Release: Sept. 23
Label: Nettwerk Productions Ltd.
Duration: 60 minutes
Rhythmic and soothing, Passenger’s new album "Young As The Morning, Old As The Sea" is a romantic, retrospective collection of songs.
Starting off the album, the song "Everything" is a reminiscent track that muses about the value of life and love. The last lyric of the song, “nothing's ever something until you give everything,” gives a summary of the idea which floods the album: love makes life valuable.
Looking back at the innocence of youth, the track "When We Were Young" reminds listeners of their own childhood when, as the song says, “everything was in reach.” This song triumphs the strength and beauty of childhood dreams and having hope and courage to achieve them.
The song "Anywhere" is a cheerful song with an upbeat tempo. Mike Rosenberg — the voice of the stage name Passenger — sings about the joyful mentality that accompanies love and the endless possibilities that bring excitement to a relationship. This track also reiterates how loyal love can be with the line, “I’ll go anywhere with you,” seeming to encourage the dreams of those who are young and in love.
With a slightly more pessimistic view about the flip side of love, "Somebody’s Love" speaks of the human need for “somebody to know you,” especially in times of trouble. While this song may seem a little disheartening, it seems to carry the purpose of reminding listeners how important loving relationships can be.
The title track "Young As The Morning, Old As the Sea" is a primarily instrumental track with vocals that speak of Rosenberg’s past and origins in romantic detail. The song speaks of the beauty of youth but contrasts this with the significance of wisdom at an older age. This song reflects the album’s themes of love, youth, age and wisdom.
Passenger partners with singer and songwriter, Birdy, in the track "Beautiful Birds" to compose a melody with lyrics that evoke emotion. Again taking a sadder tone, the song progresses into the difficult times that people often face in their relationships, as well as the importance of working together to make a relationship work.
"The Long Road" furthers the melancholy tone, although with a more upbeat tempo. This track speaks of memories a couple has of collecting seashells and spending Christmas together, yet progresses to the relationship growing apart. Towards the end of the song, Passenger inserts the lyric that stops the listener in their tracks: “You stare back at a man, forever holding out his hand.” It is with this song that listeners realize the album has taken a turn from youthful innocence and the joys of love to the brokenness of a relationship that dissolves over time.
"Fool’s Gold" again emphasizes that the beauty of young relationships may be deceiving. Just as with fool’s gold, we may be tricked into assuming that the love we have is of pure quality and utmost value when, in actuality, it is fake. It’s only by going through the testing times that we many discover what is gold and what is fake. The line, “I won’t ask for fool’s gold anymore,” may indicate that Passenger once experienced a relationship that appeared more valuable than it turned out to be.

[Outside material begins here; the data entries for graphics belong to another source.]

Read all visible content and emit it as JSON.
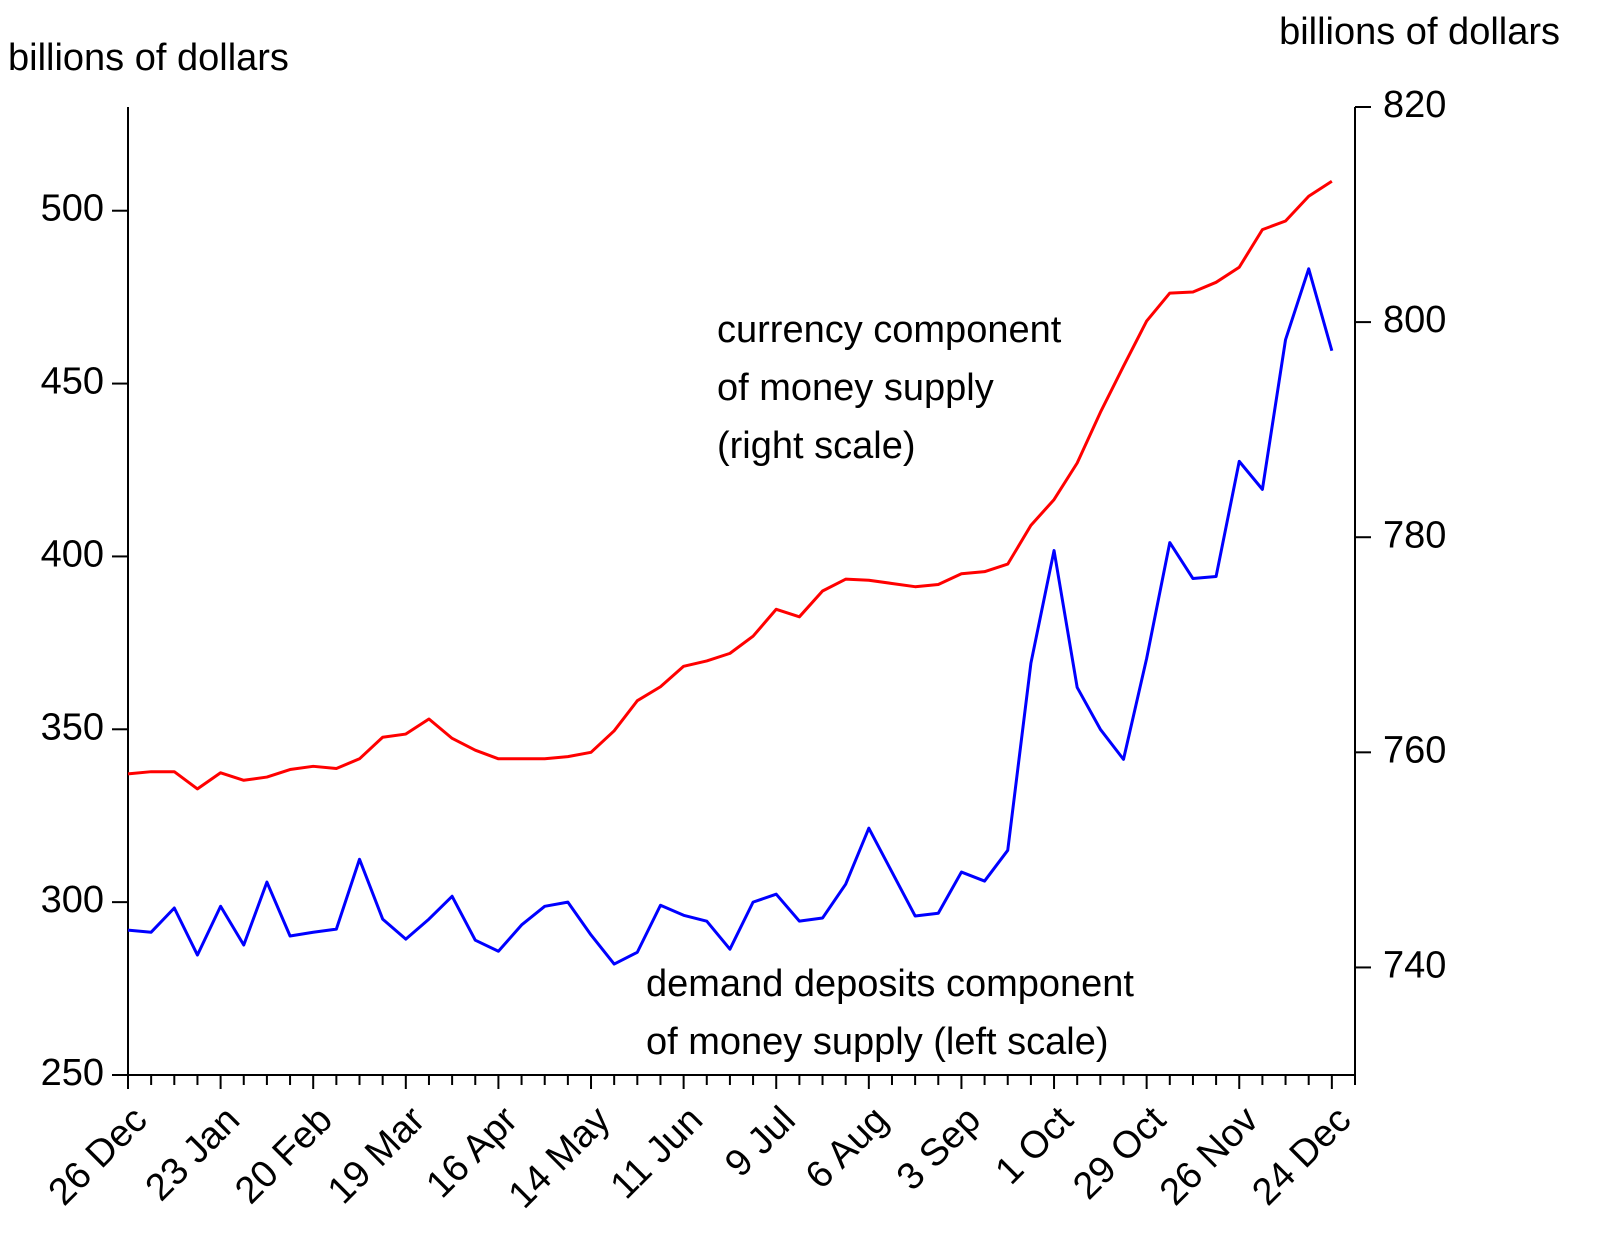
{
  "chart_data": {
    "type": "line",
    "ylabel": "billions of dollars",
    "y2label": "billions of dollars",
    "categories": [
      "26 Dec",
      null,
      null,
      null,
      "23 Jan",
      null,
      null,
      null,
      "20 Feb",
      null,
      null,
      null,
      "19 Mar",
      null,
      null,
      null,
      "16 Apr",
      null,
      null,
      null,
      "14 May",
      null,
      null,
      null,
      "11 Jun",
      null,
      null,
      null,
      "9 Jul",
      null,
      null,
      null,
      "6 Aug",
      null,
      null,
      null,
      "3 Sep",
      null,
      null,
      null,
      "1 Oct",
      null,
      null,
      null,
      "29 Oct",
      null,
      null,
      null,
      "26 Nov",
      null,
      null,
      null,
      "24 Dec"
    ],
    "series": [
      {
        "name": "currency component of money supply (right scale)",
        "color": "#ff0000",
        "axis": "y2",
        "values": [
          758.0,
          758.2,
          758.2,
          756.6,
          758.1,
          757.4,
          757.7,
          758.4,
          758.7,
          758.5,
          759.4,
          761.4,
          761.7,
          763.1,
          761.3,
          760.2,
          759.4,
          759.4,
          759.4,
          759.6,
          760.0,
          762.0,
          764.8,
          766.1,
          768.0,
          768.5,
          769.2,
          770.8,
          773.3,
          772.6,
          775.0,
          776.1,
          776.0,
          775.7,
          775.4,
          775.6,
          776.6,
          776.8,
          777.5,
          781.1,
          783.5,
          786.9,
          791.6,
          795.9,
          800.1,
          802.7,
          802.8,
          803.7,
          805.1,
          808.6,
          809.4,
          811.7,
          813.1
        ]
      },
      {
        "name": "demand deposits component of money supply (left scale)",
        "color": "#0000ff",
        "values": [
          291.9,
          291.3,
          298.3,
          284.7,
          298.8,
          287.6,
          305.8,
          290.2,
          291.3,
          292.2,
          312.4,
          295.1,
          289.3,
          295.1,
          301.7,
          289.0,
          285.8,
          293.4,
          298.8,
          300.0,
          290.5,
          282.1,
          285.5,
          299.1,
          296.2,
          294.5,
          286.4,
          300.0,
          302.3,
          294.5,
          295.4,
          305.2,
          321.4,
          308.7,
          296.0,
          296.8,
          308.7,
          306.1,
          315.0,
          369.1,
          401.7,
          362.1,
          350.0,
          341.3,
          370.5,
          404.0,
          393.6,
          394.2,
          427.5,
          419.4,
          462.7,
          483.2,
          459.5
        ]
      }
    ],
    "annotations": [
      [
        "currency component",
        "of money supply",
        "(right scale)"
      ],
      [
        "demand deposits component",
        "of money supply (left scale)"
      ]
    ],
    "ylim": [
      250,
      530
    ],
    "yticks": [
      250,
      300,
      350,
      400,
      450,
      500
    ],
    "y2lim": [
      730,
      820
    ],
    "y2ticks": [
      740,
      760,
      780,
      800,
      820
    ]
  }
}
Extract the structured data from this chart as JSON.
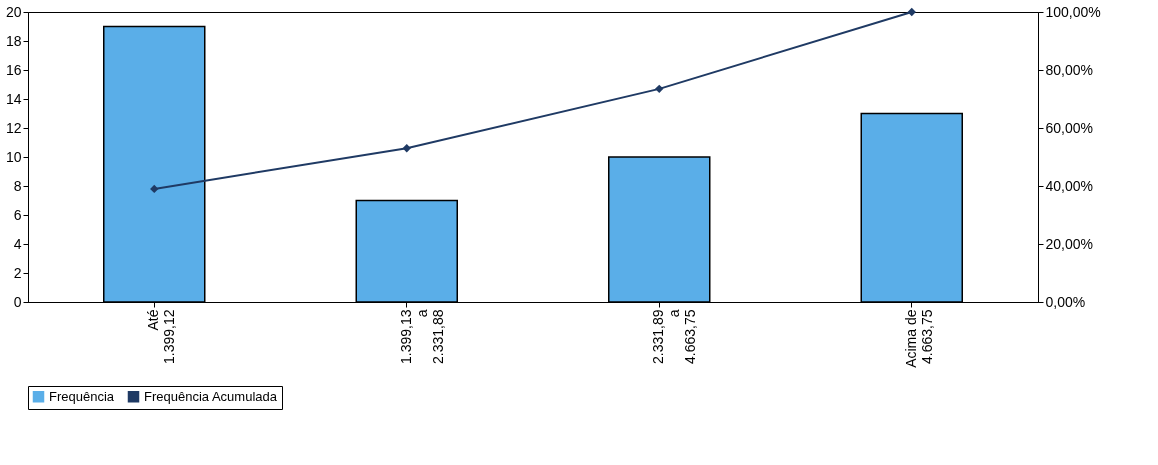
{
  "chart_data": {
    "type": "bar",
    "categories": [
      "Até\n1.399,12",
      "1.399,13\na\n2.331,88",
      "2.331,89\na\n4.663,75",
      "Acima de\n4.663,75"
    ],
    "series": [
      {
        "name": "Frequência",
        "color": "#5aaee8",
        "values": [
          19,
          7,
          10,
          13
        ]
      },
      {
        "name": "Frequência Acumulada",
        "type": "line",
        "axis": "y2",
        "color": "#1f3a64",
        "marker": "diamond",
        "values": [
          39,
          53,
          73.5,
          100
        ]
      }
    ],
    "ylim": [
      0,
      20
    ],
    "yticks": [
      0,
      2,
      4,
      6,
      8,
      10,
      12,
      14,
      16,
      18,
      20
    ],
    "y2lim": [
      0,
      100
    ],
    "y2ticks": [
      {
        "value": 0,
        "label": "0,00%"
      },
      {
        "value": 20,
        "label": "20,00%"
      },
      {
        "value": 40,
        "label": "40,00%"
      },
      {
        "value": 60,
        "label": "60,00%"
      },
      {
        "value": 80,
        "label": "80,00%"
      },
      {
        "value": 100,
        "label": "100,00%"
      }
    ],
    "grid": false,
    "legend": "bottom"
  }
}
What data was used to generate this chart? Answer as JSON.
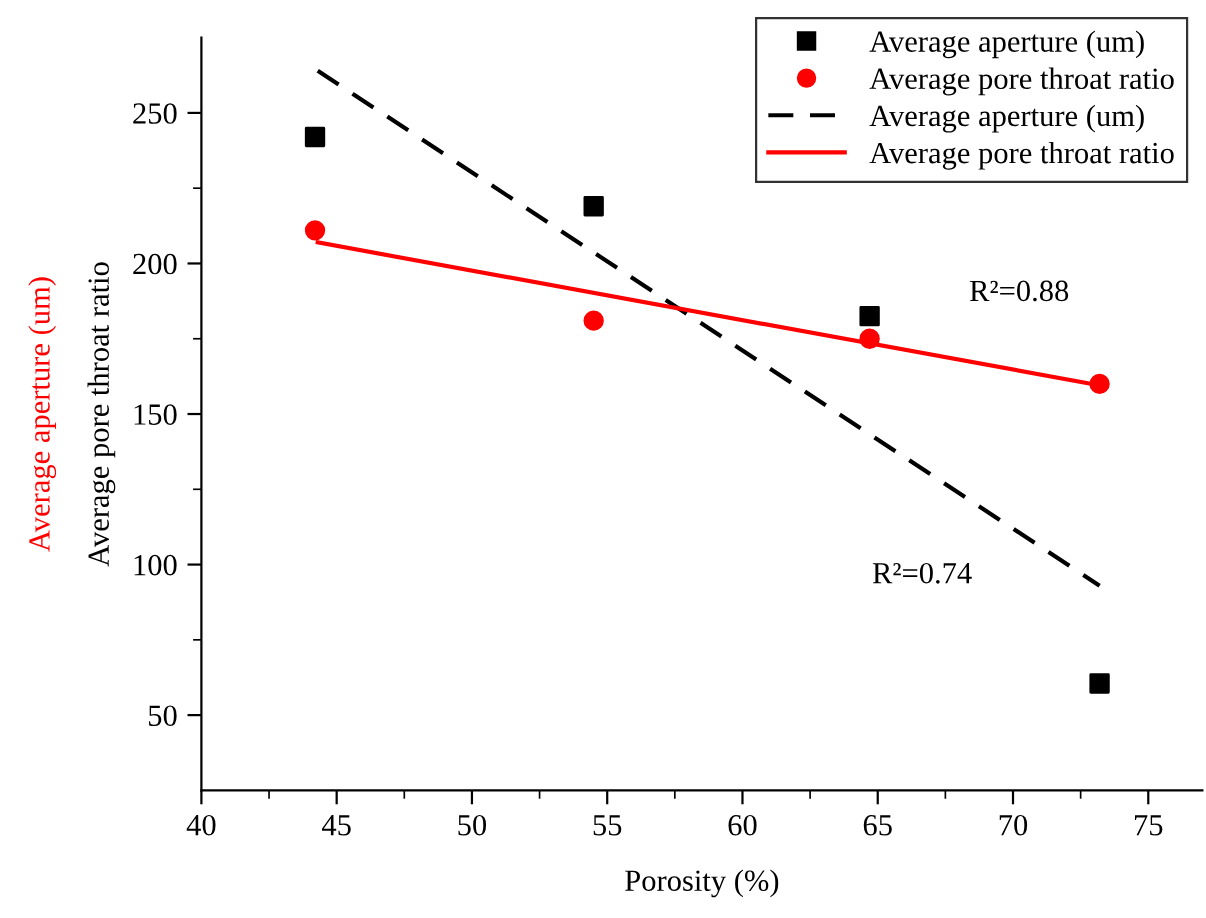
{
  "chart_data": {
    "type": "scatter",
    "xlabel": "Porosity (%)",
    "ylabel": "Average pore throat ratio",
    "annotations": [
      "Average aperture (um)",
      "R²=0.88",
      "R²=0.74"
    ],
    "xlim": [
      40,
      77
    ],
    "ylim": [
      25,
      275
    ],
    "xticks": [
      40,
      {
        "value": 42.5,
        "label": null
      },
      45,
      {
        "value": 47.5,
        "label": null
      },
      50,
      {
        "value": 52.5,
        "label": null
      },
      55,
      {
        "value": 57.5,
        "label": null
      },
      60,
      {
        "value": 62.5,
        "label": null
      },
      65,
      {
        "value": 67.5,
        "label": null
      },
      70,
      {
        "value": 72.5,
        "label": null
      },
      75
    ],
    "yticks": [
      50,
      {
        "value": 75,
        "label": null
      },
      100,
      {
        "value": 125,
        "label": null
      },
      150,
      {
        "value": 175,
        "label": null
      },
      200,
      {
        "value": 225,
        "label": null
      },
      250
    ],
    "grid": false,
    "legend": "top right",
    "series": [
      {
        "name": "Average aperture (um)",
        "marker": "square",
        "color": "#000000",
        "x": [
          44.2,
          54.5,
          64.7,
          73.2
        ],
        "values": [
          242,
          219,
          182.5,
          60.5
        ]
      },
      {
        "name": "Average pore throat ratio",
        "marker": "circle",
        "color": "#ff0000",
        "x": [
          44.2,
          54.5,
          64.7,
          73.2
        ],
        "values": [
          211,
          181,
          175,
          160
        ]
      },
      {
        "name": "Average aperture (um)",
        "type": "line",
        "line_style": "dashed",
        "color": "#000000",
        "x": [
          44.3,
          73.2
        ],
        "values": [
          264,
          93
        ]
      },
      {
        "name": "Average pore throat ratio",
        "type": "line",
        "line_style": "solid",
        "color": "#ff0000",
        "x": [
          44.3,
          73.2
        ],
        "values": [
          207,
          159.5
        ]
      }
    ]
  }
}
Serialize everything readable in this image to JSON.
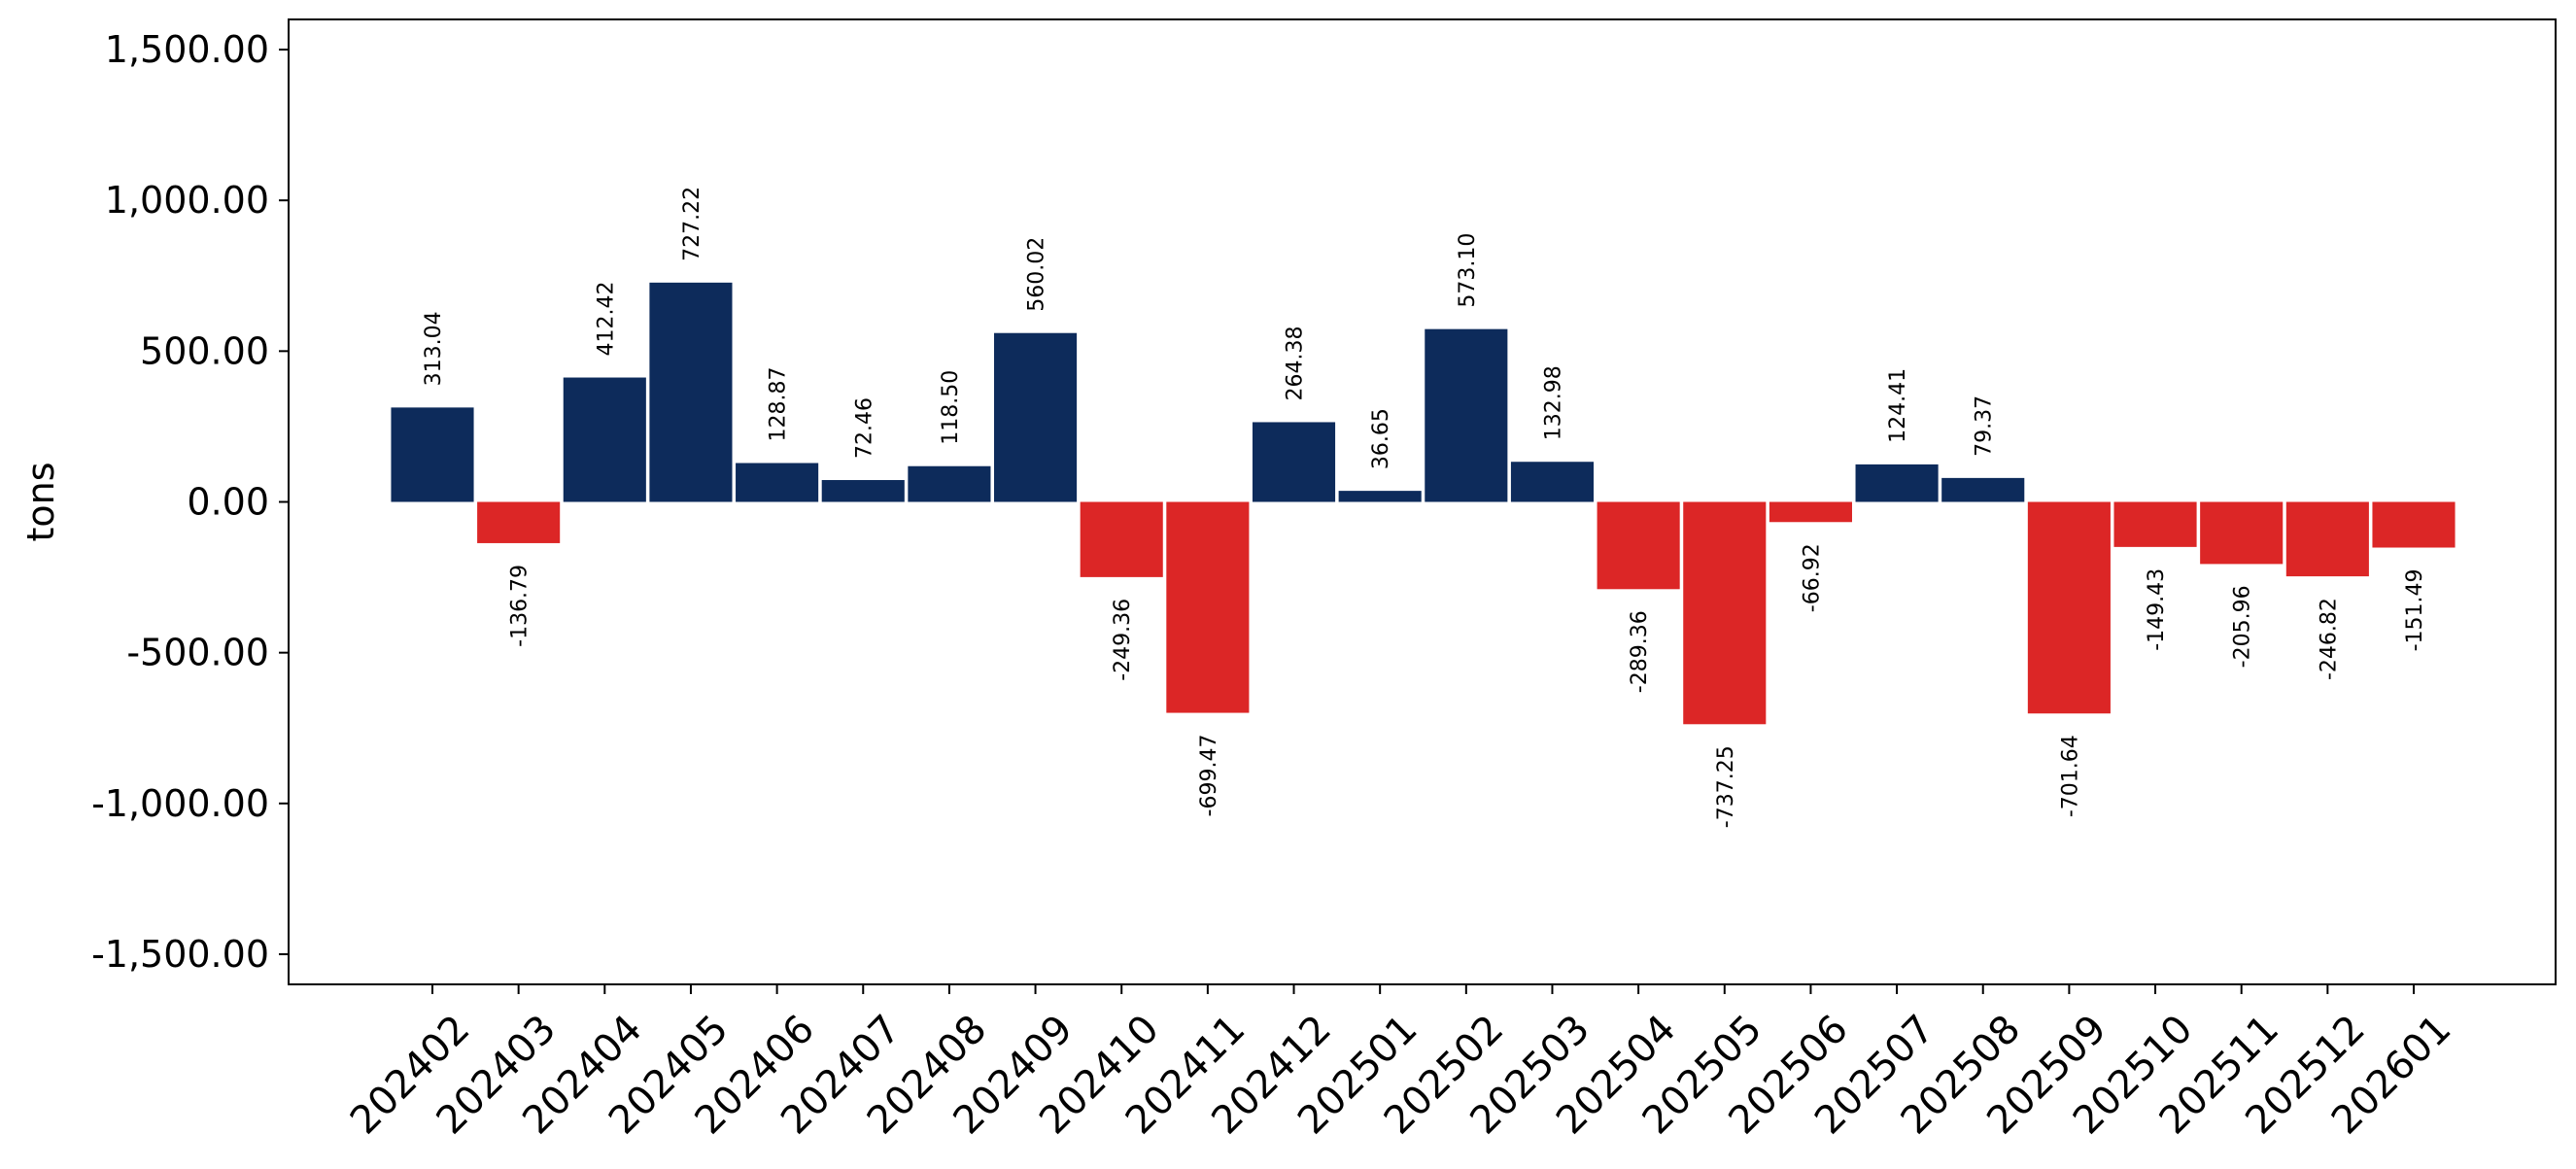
{
  "chart_data": {
    "type": "bar",
    "title": "",
    "xlabel": "",
    "ylabel": "tons",
    "ylim": [
      -1600,
      1600
    ],
    "yticks": [
      -1500,
      -1000,
      -500,
      0,
      500,
      1000,
      1500
    ],
    "ytick_labels": [
      "-1,500.00",
      "-1,000.00",
      "-500.00",
      "0.00",
      "500.00",
      "1,000.00",
      "1,500.00"
    ],
    "grid": false,
    "legend": "none",
    "colors": {
      "positive": "#0d2b5b",
      "negative": "#dc2626",
      "axis": "#000000"
    },
    "categories": [
      "202402",
      "202403",
      "202404",
      "202405",
      "202406",
      "202407",
      "202408",
      "202409",
      "202410",
      "202411",
      "202412",
      "202501",
      "202502",
      "202503",
      "202504",
      "202505",
      "202506",
      "202507",
      "202508",
      "202509",
      "202510",
      "202511",
      "202512",
      "202601"
    ],
    "values": [
      313.04,
      -136.79,
      412.42,
      727.22,
      128.87,
      72.46,
      118.5,
      560.02,
      -249.36,
      -699.47,
      264.38,
      36.65,
      573.1,
      132.98,
      -289.36,
      -737.25,
      -66.92,
      124.41,
      79.37,
      -701.64,
      -149.43,
      -205.96,
      -246.82,
      -151.49
    ],
    "data_labels": [
      "313.04",
      "-136.79",
      "412.42",
      "727.22",
      "128.87",
      "72.46",
      "118.50",
      "560.02",
      "-249.36",
      "-699.47",
      "264.38",
      "36.65",
      "573.10",
      "132.98",
      "-289.36",
      "-737.25",
      "-66.92",
      "124.41",
      "79.37",
      "-701.64",
      "-149.43",
      "-205.96",
      "-246.82",
      "-151.49"
    ]
  }
}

Returning to the theme of offering hope and joy in the difficult times, the final track titled "Home," reminds us that if a relationship ends it doesn’t mean life is lost. With the lyrics, “Am I loveless or do I just love less / Oh since love left I have nothing left to fear,” seems to remind listeners that not being in a relationship can offer the freedom that may leave our hearts feeling the most whole.
Emphasizing his unique, quirky voice, Passenger also offers six tracks in acoustic versions, appealing to the true beauty and purity of an emphasis on vocals instead of background effects or edits.
Overall, Passenger’s new album takes the listener through a progressive movement of love from its innocent youth to its age and ultimate end, while also reflecting the value of both youth and age in life.